厚芝ひろみ展
Hiromi Atsushiba exhibition
2014年10月9日~18日(正午~午後7時、最終日午後5時まで、日・月曜休)

窓をあけたまま眠るのが、僕にはどうしてもやめられぬ。電車がベルをならして僕の部屋を走りぬける。自動車が僕を轢(ひ)いて疾駆する。どこかでドアの締る音がする。どこかで窓ガラスがはずれる。僕には大きなガラスの破片が哄笑(こうしょう)し、小さな破片が忍び笑いするような気がしたりした。

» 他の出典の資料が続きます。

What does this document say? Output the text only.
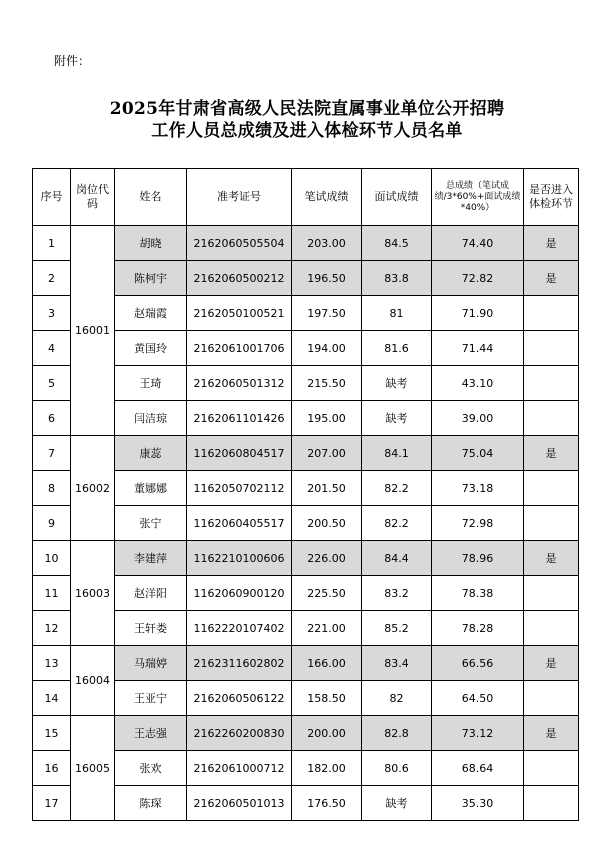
附件：
2025年甘肃省高级人民法院直属事业单位公开招聘
工作人员总成绩及进入体检环节人员名单
序号	岗位代码	姓名	准考证号	笔试成绩	面试成绩	总成绩（笔试成绩/3*60%+面试成绩*40%）	是否进入体检环节
1	16001	胡晓	2162060505504	203.00	84.5	74.40	是
2		陈柯宇	2162060500212	196.50	83.8	72.82	是
3		赵瑞霞	2162050100521	197.50	81	71.90	
4		黄国玲	2162061001706	194.00	81.6	71.44	
5		王琦	2162060501312	215.50	缺考	43.10	
6		闫洁琼	2162061101426	195.00	缺考	39.00	
7	16002	康蕊	1162060804517	207.00	84.1	75.04	是
8		董娜娜	1162050702112	201.50	82.2	73.18	
9		张宁	1162060405517	200.50	82.2	72.98	
10	16003	李建萍	1162210100606	226.00	84.4	78.96	是
11		赵洋阳	1162060900120	225.50	83.2	78.38	
12		王轩娄	1162220107402	221.00	85.2	78.28	
13	16004	马瑞婷	2162311602802	166.00	83.4	66.56	是
14		王亚宁	2162060506122	158.50	82	64.50	
15	16005	王志强	2162260200830	200.00	82.8	73.12	是
16		张欢	2162061000712	182.00	80.6	68.64	
17		陈琛	2162060501013	176.50	缺考	35.30	
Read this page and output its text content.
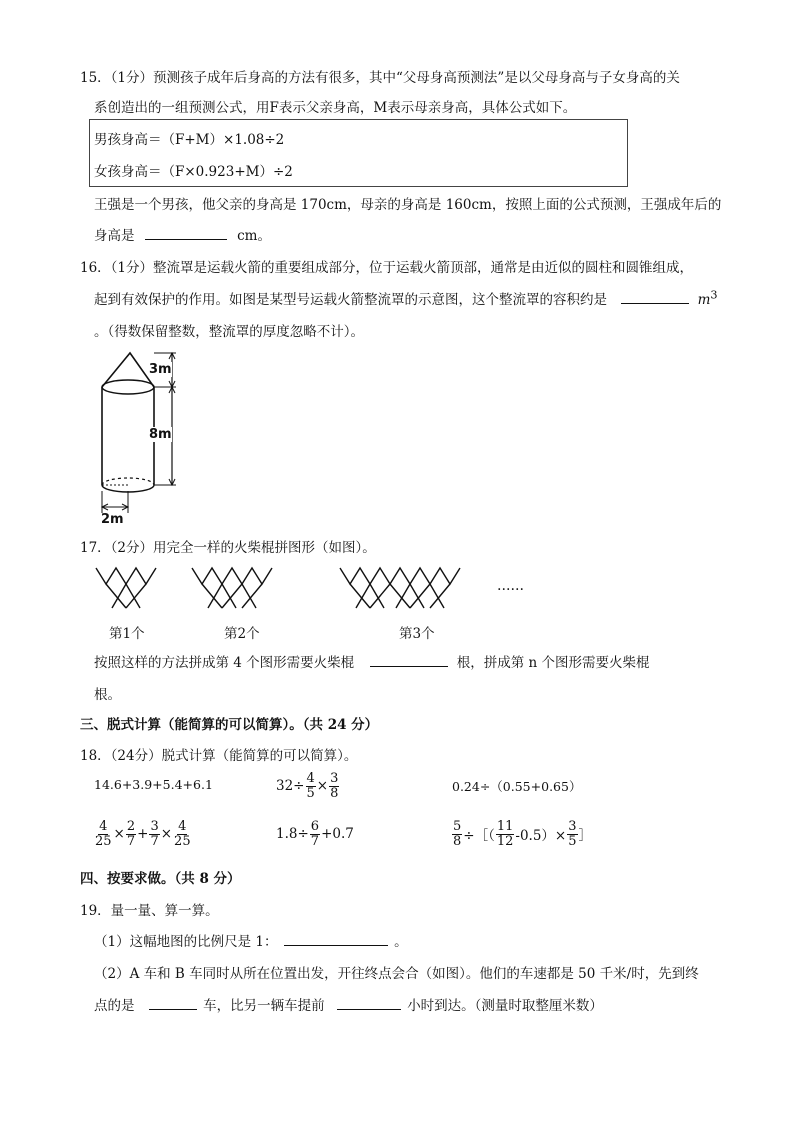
15．（1分）预测孩子成年后身高的方法有很多，其中“父母身高预测法”是以父母身高与子女身高的关
系创造出的一组预测公式，用F表示父亲身高，M表示母亲身高，具体公式如下。
男孩身高＝（F+M）×1.08÷2
女孩身高＝（F×0.923+M）÷2
王强是一个男孩，他父亲的身高是 170cm，母亲的身高是 160cm，按照上面的公式预测，王强成年后的
身高是	cm。
16．（1分）整流罩是运载火箭的重要组成部分，位于运载火箭顶部，通常是由近似的圆柱和圆锥组成，
起到有效保护的作用。如图是某型号运载火箭整流罩的示意图，这个整流罩的容积约是	$m^3$
。（得数保留整数，整流罩的厚度忽略不计）。
3m
8m
2m
17．（2分）用完全一样的火柴棍拼图形（如图）。
……
第1个	第2个	第3个
按照这样的方法拼成第 4 个图形需要火柴棍	根，拼成第 n 个图形需要火柴棍
根。
三、脱式计算（能简算的可以简算）。（共 24 分）
18．（24分）脱式计算（能简算的可以简算）。
14.6+3.9+5.4+6.1	$32\div \frac{4}{5} \times \frac{3}{8}$	0.24÷（0.55+0.65）
$\frac{4}{25} \times \frac{2}{7} + \frac{3}{7} \times \frac{4}{25}$	$1.8\div \frac{6}{7} +0.7$	$\frac{5}{8}$ ÷［（ $\frac{11}{12} -0.5)\times \frac{3}{5}$ ］
四、按要求做。（共 8 分）
19．量一量、算一算。
（1）这幅地图的比例尺是 1：	。
（2）A 车和 B 车同时从所在位置出发，开往终点会合（如图）。他们的车速都是 50 千米/时，先到终
点的是	车，比另一辆车提前	小时到达。（测量时取整厘米数）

オーストリアの詩人、リルケの『マルテの手記』(大山定一訳)にこんな一節があります。若手画家、厚芝ひろみはそれを知りませんでしたが、彼女の作品「sleeping girls」(2014年、193.9×130.3センチ、カンバスに油彩)には偶然、ガラスの破片を思わせる形が現れました。別の作品には、とろとろと流れ出る赤い血も見えます。

近作のテーマは心の傷。以前は主に架空の風景を描いていましたが、昨年あたりから人の手や足が画面に出現し、今年、全身のはっきりとした姿が登場しました。「sleeping girls」の中の2人の少女は宙に浮いているのか、床や地面に横たわっているのか。いずれにせよ厚芝が「傷」を表現する上で、風景にとどまらず人の姿を描くのは必然でした。

優しさを感じさせる淡いトーンのベージュにカジュアルな雰囲気を演出する控えめな黄。切なくても暗さはなく、ゆるやかな輪郭線にかたどられた少女たちは絵画空間の中に安住の地を得たかのようです。ガラスの破片は笑っているのか、油絵の具独特の輝きをみせ、作者の複雑な心理をのぞかせます。橘画廊での厚芝ひろみ展は3年ぶり。油彩画の新作十数点を出品します。

厚芝ひろみ(あつしば・ひろみ) 1983年奈良県生まれ。2006年近畿大文芸学部卒、09年鳴門教育大大学院美術コース修了。09年ギャラリー白3(大阪市)、10年GALLERY SUZUKI(京都市)、11年橘画廊(大阪市)、12年Gallery銀座フォレスト(東京)で個展。11年から4年続けて奈良・町家の芸術祭HANARARTに参加(14年は予定)。